Her mother was a devout Christian and so was her step-dad. Her step-dad asked her one day if she didn't like any boy than he'd pray for her. She got scared and told him she did like a boy, and he was a real boy who she had a crush on since earlier that year before. This boy she liked was a 'Prince Charming', but her stepfather still disapproved saying she was too young for him. He was only a year older than her and he still didn't like her crush.
So about a year later, at 14 her real father accepts that his daughter is bisexual and she still keeps her mother and stepfather in the dark. So, she still has that crush on the same boy, but she soon meets a beautiful girl. They become close friends and hang out everyday. The girl's name is Jazmyne. She tells her father that she likes the girl Jazmyne more than a friend and he becomes furious with her. Her father of course now watches over her shoulder when she hangs out with her friend. She doesn't care if her parents don't approve of who she likes, boy or girl. It's her choice.
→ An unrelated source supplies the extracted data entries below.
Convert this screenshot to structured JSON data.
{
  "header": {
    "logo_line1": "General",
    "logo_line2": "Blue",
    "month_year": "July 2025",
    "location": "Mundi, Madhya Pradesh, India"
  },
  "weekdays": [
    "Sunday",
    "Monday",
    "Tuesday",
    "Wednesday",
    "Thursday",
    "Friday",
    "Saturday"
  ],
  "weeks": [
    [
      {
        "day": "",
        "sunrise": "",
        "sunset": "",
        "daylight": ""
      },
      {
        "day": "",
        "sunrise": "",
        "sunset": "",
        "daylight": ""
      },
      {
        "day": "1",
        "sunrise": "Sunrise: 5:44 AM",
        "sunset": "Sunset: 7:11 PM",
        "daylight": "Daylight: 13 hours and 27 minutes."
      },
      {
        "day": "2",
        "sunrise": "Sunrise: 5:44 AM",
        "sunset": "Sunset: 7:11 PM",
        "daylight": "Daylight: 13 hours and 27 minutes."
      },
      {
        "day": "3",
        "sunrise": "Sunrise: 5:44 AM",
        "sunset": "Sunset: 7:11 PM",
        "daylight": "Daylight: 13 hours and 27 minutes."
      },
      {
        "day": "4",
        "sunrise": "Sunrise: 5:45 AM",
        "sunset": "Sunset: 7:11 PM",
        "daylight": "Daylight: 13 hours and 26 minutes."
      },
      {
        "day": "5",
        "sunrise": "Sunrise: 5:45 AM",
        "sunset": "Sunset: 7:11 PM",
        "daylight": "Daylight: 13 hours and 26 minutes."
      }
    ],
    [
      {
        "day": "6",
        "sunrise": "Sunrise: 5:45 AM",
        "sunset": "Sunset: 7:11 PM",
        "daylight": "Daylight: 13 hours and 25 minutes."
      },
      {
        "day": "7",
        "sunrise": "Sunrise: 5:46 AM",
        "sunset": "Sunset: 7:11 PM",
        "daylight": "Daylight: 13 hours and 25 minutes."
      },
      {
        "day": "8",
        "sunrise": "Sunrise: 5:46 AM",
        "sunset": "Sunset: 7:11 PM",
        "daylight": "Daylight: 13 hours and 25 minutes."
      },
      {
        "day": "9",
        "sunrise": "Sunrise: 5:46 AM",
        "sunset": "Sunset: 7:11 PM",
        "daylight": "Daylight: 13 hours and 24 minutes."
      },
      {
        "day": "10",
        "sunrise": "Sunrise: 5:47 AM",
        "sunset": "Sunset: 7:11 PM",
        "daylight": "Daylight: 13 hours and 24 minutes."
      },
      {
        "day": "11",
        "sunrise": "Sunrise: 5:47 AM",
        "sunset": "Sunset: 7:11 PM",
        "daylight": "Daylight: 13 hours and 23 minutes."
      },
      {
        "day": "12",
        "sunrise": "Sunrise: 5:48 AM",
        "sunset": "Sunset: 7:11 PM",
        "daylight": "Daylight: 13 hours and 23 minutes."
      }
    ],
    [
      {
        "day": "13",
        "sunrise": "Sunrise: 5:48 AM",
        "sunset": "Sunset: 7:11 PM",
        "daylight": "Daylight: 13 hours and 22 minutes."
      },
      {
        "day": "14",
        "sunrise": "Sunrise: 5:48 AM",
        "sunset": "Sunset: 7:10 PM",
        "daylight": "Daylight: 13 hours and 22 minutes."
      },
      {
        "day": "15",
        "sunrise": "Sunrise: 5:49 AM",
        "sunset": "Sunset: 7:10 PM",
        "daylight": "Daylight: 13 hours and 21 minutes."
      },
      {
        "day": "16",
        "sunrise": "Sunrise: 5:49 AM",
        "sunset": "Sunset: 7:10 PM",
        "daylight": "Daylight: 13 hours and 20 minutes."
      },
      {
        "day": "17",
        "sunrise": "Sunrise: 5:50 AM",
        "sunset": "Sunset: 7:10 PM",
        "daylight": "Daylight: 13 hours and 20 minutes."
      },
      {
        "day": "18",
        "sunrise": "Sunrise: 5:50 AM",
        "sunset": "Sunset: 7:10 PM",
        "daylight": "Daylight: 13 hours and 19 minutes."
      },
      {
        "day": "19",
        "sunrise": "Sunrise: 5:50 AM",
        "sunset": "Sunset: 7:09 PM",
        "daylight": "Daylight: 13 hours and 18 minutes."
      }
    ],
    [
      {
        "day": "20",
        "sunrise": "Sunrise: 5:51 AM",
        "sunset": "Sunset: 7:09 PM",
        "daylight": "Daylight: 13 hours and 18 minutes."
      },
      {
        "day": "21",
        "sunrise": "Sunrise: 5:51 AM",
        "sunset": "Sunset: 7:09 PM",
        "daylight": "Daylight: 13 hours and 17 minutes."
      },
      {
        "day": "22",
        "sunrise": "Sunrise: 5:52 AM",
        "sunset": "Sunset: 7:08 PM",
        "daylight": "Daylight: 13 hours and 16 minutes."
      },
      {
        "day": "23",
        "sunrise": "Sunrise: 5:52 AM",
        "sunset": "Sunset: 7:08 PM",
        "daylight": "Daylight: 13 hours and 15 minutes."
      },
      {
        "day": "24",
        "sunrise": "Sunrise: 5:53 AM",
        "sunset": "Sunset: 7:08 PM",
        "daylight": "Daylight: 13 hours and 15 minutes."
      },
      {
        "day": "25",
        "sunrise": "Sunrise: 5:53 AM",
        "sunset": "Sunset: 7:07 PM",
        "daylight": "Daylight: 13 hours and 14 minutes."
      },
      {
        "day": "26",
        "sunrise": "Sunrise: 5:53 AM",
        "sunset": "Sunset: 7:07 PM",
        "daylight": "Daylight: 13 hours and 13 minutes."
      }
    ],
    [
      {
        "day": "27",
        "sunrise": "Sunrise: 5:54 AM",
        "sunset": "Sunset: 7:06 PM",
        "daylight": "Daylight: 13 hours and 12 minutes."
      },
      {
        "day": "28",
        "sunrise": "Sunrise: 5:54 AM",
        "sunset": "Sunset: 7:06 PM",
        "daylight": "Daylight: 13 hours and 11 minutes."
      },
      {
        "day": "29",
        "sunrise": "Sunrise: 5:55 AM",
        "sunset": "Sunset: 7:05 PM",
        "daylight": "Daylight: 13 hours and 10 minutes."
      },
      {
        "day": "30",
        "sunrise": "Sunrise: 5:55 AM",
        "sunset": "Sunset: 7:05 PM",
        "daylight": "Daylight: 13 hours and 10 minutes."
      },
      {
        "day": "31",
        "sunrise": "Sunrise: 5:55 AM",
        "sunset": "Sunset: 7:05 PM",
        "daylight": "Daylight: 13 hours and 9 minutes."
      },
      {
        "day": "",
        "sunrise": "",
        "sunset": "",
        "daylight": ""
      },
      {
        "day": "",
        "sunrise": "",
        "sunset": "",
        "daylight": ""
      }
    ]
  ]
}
Jordan's mother and father do not live together anymore. They've been divorced for years. Every weekend, as Jordan pleases, she goes to her mother's house. Four weeks ago she was forced to go her mother's house because her father was going out of town for work. Before she left it was a warm day in spring. As Jordan walked home from school you could practically hear her heart speed up. The only reason she didn't like spring was because bees were out and she was allergic and didn't want to get stung.
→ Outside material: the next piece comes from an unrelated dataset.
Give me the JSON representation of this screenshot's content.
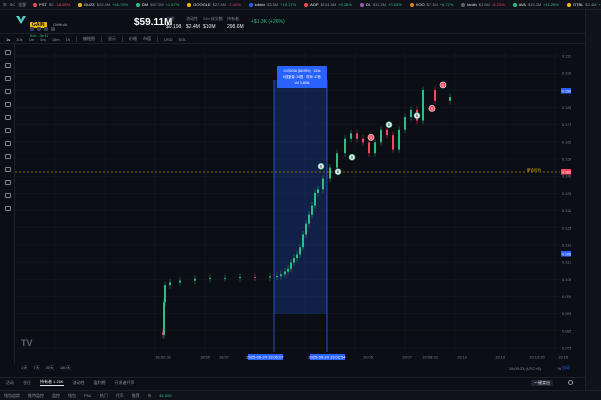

As she walked up the chipped porch steps she saw her father's truck. The was unlocked so went straight inside. Jordan put on her best angelic smile when she saw her father. After she said hi she heard her little brother and sister scream her name and came running down the stairs. Jordan knew something wasn't right if her siblings were home this early.
He told her that they were going to their mother's house for the entire spring break. She wasn't happy about it , but smiled nodded. Once she got to her mother's house and her father left she let go of her plastered smile and plopped down on the couch. Jordan knew her father was a very strict man and she'd try to be her normal self around her mother, whatever normal she had.
Spring break was fun with her mother, but no so much since her stepfather was still there. Her mother took them out to go bowling, swimming, and even to go out to Chuck E. Cheeses. The day her father came to pick them up she frowned and was sad. She loved her father she just didn't want her happiness to go away; she was having too much fun. But it ended and went back to acting like an angel nodding and smiling.
Wanting Something So Dear
She wants to be able to do things now that she is not able to do. Jordan wants to do so many things right now like not having to stay at home because her father doesn't trust her enough to go out on her own. She feels likes she's 'Snow White' locked away in a glass coffin asleep waiting to be awakened. Her low self-esteem and very low confidence is something that gets in her way of her dreams. She loves to run though her father doesn't let her out ever so she sits staring out the dirty glass windows of her house. When she feels like her dreams are in reach her dreams suddenly grow legs and run away from her.
Jordan feels as if her parents are hurdles that constantly stay in her way making her jump higher and higher. She doesn't like the obstacles that get in her way, but she has to get over around or under them somehow.